„Anschnallen und die Fahrt genießen“: Hinter den Kulissen von Jean Paul Gaultiers wildem Modemusical | Bühne

EIN Der Besuch eines Tanzstudios beschwört unweigerlich Bilder von Ballettbrötchen, Beinwärmern und der Art von perfekter Körperhaltung herauf, die die meisten von uns niemals erreichen werden. Die Dance Attic Studios im Westen Londons an einem Montagmorgen im Frühsommer werden Sie nicht enttäuschen. Tänzer drängen sich draußen, rauchen und plaudern, sie tragen eine Mischung aus Sportkleidung und bauchfreien Oberteilen. Im Inneren schweben sie praktisch zwischen den verschiedenen Atelierräumen.

Das Hauptstudio ist dank der Proben für die Fashion Freak Show, die musikalische Revue, die auf dem Leben des ehemaligen Modedesigners Jean Paul Gaultier basiert und diesen Monat im Roundhouse in Camden Town im Norden Londons eröffnet wird, ein besonderer Bienenstock.

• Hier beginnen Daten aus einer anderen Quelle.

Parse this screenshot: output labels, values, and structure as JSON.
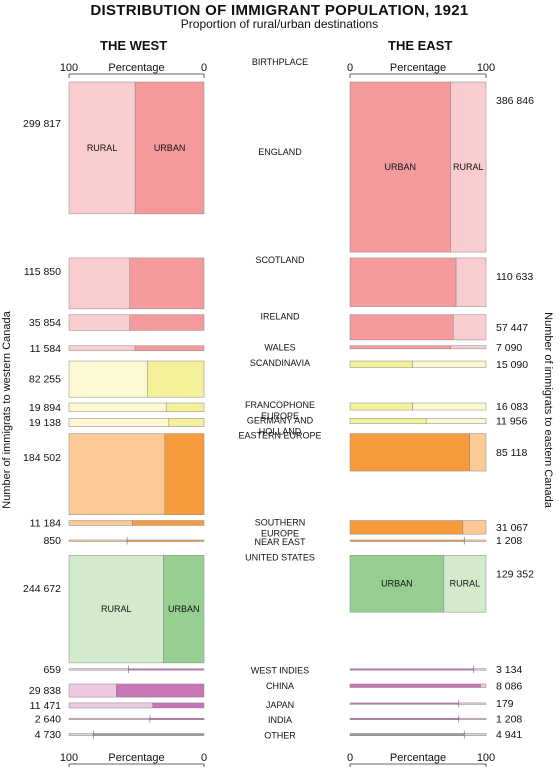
{
  "title": "DISTRIBUTION OF IMMIGRANT POPULATION, 1921",
  "subtitle": "Proportion of rural/urban destinations",
  "west_title": "THE WEST",
  "east_title": "THE EAST",
  "axis_label": "Percentage",
  "west_ticks": [
    "100",
    "0"
  ],
  "east_ticks": [
    "0",
    "100"
  ],
  "west_axis_label": "Number of immigrats to western Canada",
  "east_axis_label": "Number of immigrats to eastern Canada",
  "birthplace_label": "BIRTHPLACE",
  "segment_labels": {
    "rural": "RURAL",
    "urban": "URBAN"
  },
  "colors": {
    "british_urban": "#f4999c",
    "british_rural": "#f9cdd0",
    "scand_urban": "#f5f19a",
    "scand_rural": "#fbf8d2",
    "eastern_urban": "#f79a3c",
    "eastern_rural": "#fdc996",
    "us_urban": "#97cf93",
    "us_rural": "#d3ebcc",
    "asian_urban": "#c874b5",
    "asian_rural": "#ecc8e2",
    "other_urban": "#999999",
    "other_rural": "#d6d6d6"
  },
  "chart_data": {
    "type": "bar",
    "subtype": "variable-width 100% stacked bar (mosaic), two mirrored panels",
    "title": "DISTRIBUTION OF IMMIGRANT POPULATION, 1921",
    "subtitle": "Proportion of rural/urban destinations",
    "xlabel": "Percentage",
    "xlim": [
      0,
      100
    ],
    "west_ylabel": "Number of immigrats to western Canada",
    "east_ylabel": "Number of immigrats to eastern Canada",
    "series": [
      {
        "name": "URBAN"
      },
      {
        "name": "RURAL"
      }
    ],
    "categories": [
      {
        "label": "ENGLAND",
        "group": "british",
        "west": {
          "label": "299 817",
          "count": 299817,
          "urban_pct": 51
        },
        "east": {
          "label": "386 846",
          "count": 386846,
          "urban_pct": 74
        }
      },
      {
        "label": "SCOTLAND",
        "group": "british",
        "west": {
          "label": "115 850",
          "count": 115850,
          "urban_pct": 55
        },
        "east": {
          "label": "110 633",
          "count": 110633,
          "urban_pct": 78
        }
      },
      {
        "label": "IRELAND",
        "group": "british",
        "west": {
          "label": "35 854",
          "count": 35854,
          "urban_pct": 55
        },
        "east": {
          "label": "57 447",
          "count": 57447,
          "urban_pct": 76
        }
      },
      {
        "label": "WALES",
        "group": "british",
        "west": {
          "label": "11 584",
          "count": 11584,
          "urban_pct": 51
        },
        "east": {
          "label": "7 090",
          "count": 7090,
          "urban_pct": 74
        }
      },
      {
        "label": "SCANDINAVIA",
        "group": "scand",
        "west": {
          "label": "82 255",
          "count": 82255,
          "urban_pct": 42
        },
        "east": {
          "label": "15 090",
          "count": 15090,
          "urban_pct": 46
        }
      },
      {
        "label": "FRANCOPHONE EUROPE",
        "lines": [
          "FRANCOPHONE",
          "EUROPE"
        ],
        "group": "scand",
        "west": {
          "label": "19 894",
          "count": 19894,
          "urban_pct": 28
        },
        "east": {
          "label": "16 083",
          "count": 16083,
          "urban_pct": 46
        }
      },
      {
        "label": "GERMANY AND HOLLAND",
        "lines": [
          "GERMANY AND",
          "HOLLAND"
        ],
        "group": "scand",
        "west": {
          "label": "19 138",
          "count": 19138,
          "urban_pct": 26
        },
        "east": {
          "label": "11 956",
          "count": 11956,
          "urban_pct": 56
        }
      },
      {
        "label": "EASTERN EUROPE",
        "group": "eastern",
        "west": {
          "label": "184 502",
          "count": 184502,
          "urban_pct": 29
        },
        "east": {
          "label": "85 118",
          "count": 85118,
          "urban_pct": 88
        }
      },
      {
        "label": "SOUTHERN EUROPE",
        "lines": [
          "SOUTHERN",
          "EUROPE"
        ],
        "group": "eastern",
        "west": {
          "label": "11 184",
          "count": 11184,
          "urban_pct": 53
        },
        "east": {
          "label": "31 067",
          "count": 31067,
          "urban_pct": 83
        }
      },
      {
        "label": "NEAR EAST",
        "group": "eastern",
        "west": {
          "label": "850",
          "count": 850,
          "urban_pct": 57
        },
        "east": {
          "label": "1 208",
          "count": 1208,
          "urban_pct": 84
        }
      },
      {
        "label": "UNITED STATES",
        "group": "us",
        "show_segment_labels": true,
        "west": {
          "label": "244 672",
          "count": 244672,
          "urban_pct": 30
        },
        "east": {
          "label": "129 352",
          "count": 129352,
          "urban_pct": 69
        }
      },
      {
        "label": "WEST INDIES",
        "group": "asian",
        "west": {
          "label": "659",
          "count": 659,
          "urban_pct": 56
        },
        "east": {
          "label": "3 134",
          "count": 3134,
          "urban_pct": 91
        }
      },
      {
        "label": "CHINA",
        "group": "asian",
        "west": {
          "label": "29 838",
          "count": 29838,
          "urban_pct": 65
        },
        "east": {
          "label": "8 086",
          "count": 8086,
          "urban_pct": 96
        }
      },
      {
        "label": "JAPAN",
        "group": "asian",
        "west": {
          "label": "11 471",
          "count": 11471,
          "urban_pct": 38
        },
        "east": {
          "label": "179",
          "count": 179,
          "urban_pct": 80
        }
      },
      {
        "label": "INDIA",
        "group": "asian",
        "west": {
          "label": "2 640",
          "count": 2640,
          "urban_pct": 40
        },
        "east": {
          "label": "1 208",
          "count": 1208,
          "urban_pct": 80
        }
      },
      {
        "label": "OTHER",
        "group": "other",
        "west": {
          "label": "4 730",
          "count": 4730,
          "urban_pct": 82
        },
        "east": {
          "label": "4 941",
          "count": 4941,
          "urban_pct": 84
        }
      }
    ]
  }
}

Die Choreografin Marion Motin, die ein Trainingsoberteil von Manchester United, nicht übereinstimmende Trainingshosen und einen in der Zone liegenden Ausdruck trägt, führt eine Gruppe von Tänzern durch eine Szene in der Show. Es findet in einer rekonstruierten Version von Le Palace statt – einem Nachtclub, der oft als Studio 54 von Paris bezeichnet wird – und bietet Musik von Prince, Chic, Grace Jones, Divine und (leicht anachronistisch) Amy Winehouse. Wenn die Tänzer zunächst schlaksig und nicht synchron wirken, machen sie nach weniger als einer halben Stunde eine gute Figur auf der Tanzfläche. Ein Mann auf Rollschuhen mit einem Tablett voller Plastikcocktails trägt nur zur Stimmung bei.

Gaultier schaut ruhig zu und ruft regelmäßig Tänzer zu sich, um Frisuren und Kostüme zu besprechen. Gekleidet in ein dunkles Chambray-Jeanshemd und Jeans, ausgestattet mit einer vollfetten Cola und einer randlosen Brille, unterscheidet er sich von dem bretonischen Enfant terrible, das 1990 von Pierre et Gilles dargestellt wurde, oder dem Kilt-tragenden frechen Chappie-Moderator von Channel 4 Eurotrash. Aber, wie sich bald herausstellt, nur ein bisschen. Er verwendet immer noch klassische französische Sätze wie „Ooh, la, la!“ und genießt es, leicht unverschämte Aussagen zu machen. „London ist Sex“, sagt er an einer Stelle mit einem unbändigen Augenzwinkern.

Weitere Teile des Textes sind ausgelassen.